Survivor found inside capsized Tanzania ferry; toll hits 207

The government's Chief Secretary John Kijazi announced the rising death toll to reporters after President John Magufuli ordered the arrests of those responsible.
Rescuers retrieve a body from the water near Ukara Island in Lake Victoria, Tanzania | AP
Rescuers retrieve a body from the water near Ukara Island in Lake Victoria, Tanzania | AP

NAIROBI: The death toll after a ferry capsized in Lake Victoria has risen to 207, public radio reported Saturday, citing Tanzania's transport minister.

The previous toll, given by a local deputy earlier in the day, was for 170 dead and 41 survivors after the MV Nyerere capsized close to the pier on Ukara Island on Thursday.

The Tanzanian Broadcasting Corporation reported he had shut himself into the engine room.

His condition was not immediately clear. Search efforts continued around the ferry's exposed underside as families of victims prepared to claim the dead.

No one knows how many people were on board the ferry, which had a capacity of 101. Officials on Friday said at least 40 people had been rescued.

The government's Chief Secretary John Kijazi announced the rising death toll to reporters after President John Magufuli ordered the arrests of those responsible.

"This is a great disaster for our nation," Magufuli said, announcing four days of national mourning.

The badly overloaded ferry capsized in the final stretch before shore on Thursday afternoon as people returning from a busy market day shifted and prepared to disembark.

Horrified fishermen and other witnesses have expressed fear that more than 200 could have died.

Pope Francis, the United Nations secretary-general, Russian President Vladimir Putin and a number of African leaders have expressed shock and sorrow.
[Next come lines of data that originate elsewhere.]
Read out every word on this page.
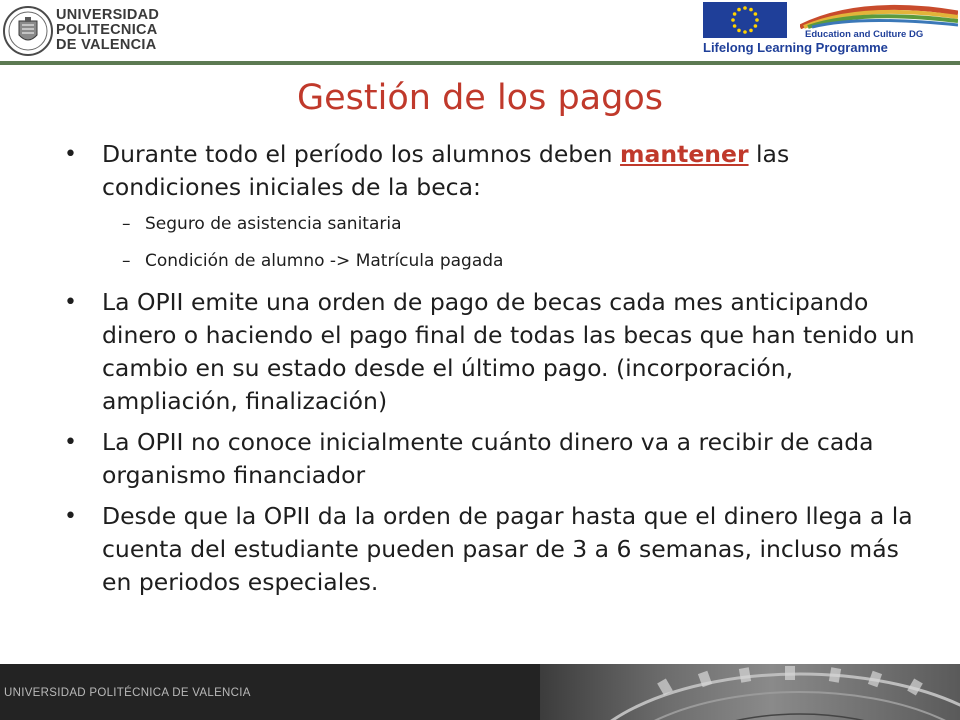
UNIVERSIDAD
POLITECNICA
DE VALENCIA
Education and Culture DG
Lifelong Learning Programme
Gestión de los pagos
• Durante todo el período los alumnos deben mantener las condiciones iniciales de la beca:
– Seguro de asistencia sanitaria
– Condición de alumno -> Matrícula pagada
• La OPII emite una orden de pago de becas cada mes anticipando dinero o haciendo el pago final de todas las becas que han tenido un cambio en su estado desde el último pago. (incorporación, ampliación, finalización)
• La OPII no conoce inicialmente cuánto dinero va a recibir de cada organismo financiador
• Desde que la OPII da la orden de pagar hasta que el dinero llega a la cuenta del estudiante pueden pasar de 3 a 6 semanas, incluso más en periodos especiales.
UNIVERSIDAD POLITÉCNICA DE VALENCIA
The MV Nyerere, named for the former president who led the East African nation to independence, was travelling between the islands of Ukara and Ukerewe when it sank, according to the government agency in charge of servicing the vessels.

Accidents are often reported on the large freshwater lake surrounded by Tanzania, Kenya and Uganda.

Some of the deadliest have occurred in Tanzania, where aging passenger ferries often carry hundreds of passengers and well beyond capacity.

In 1996, more than 800 people died when passenger and cargo ferry MV Bukoba sank on Lake Victoria.

Nearly 200 people died in 2011 when the MV Spice Islander I sank off Tanzania's Indian Ocean coast near Zanzibar.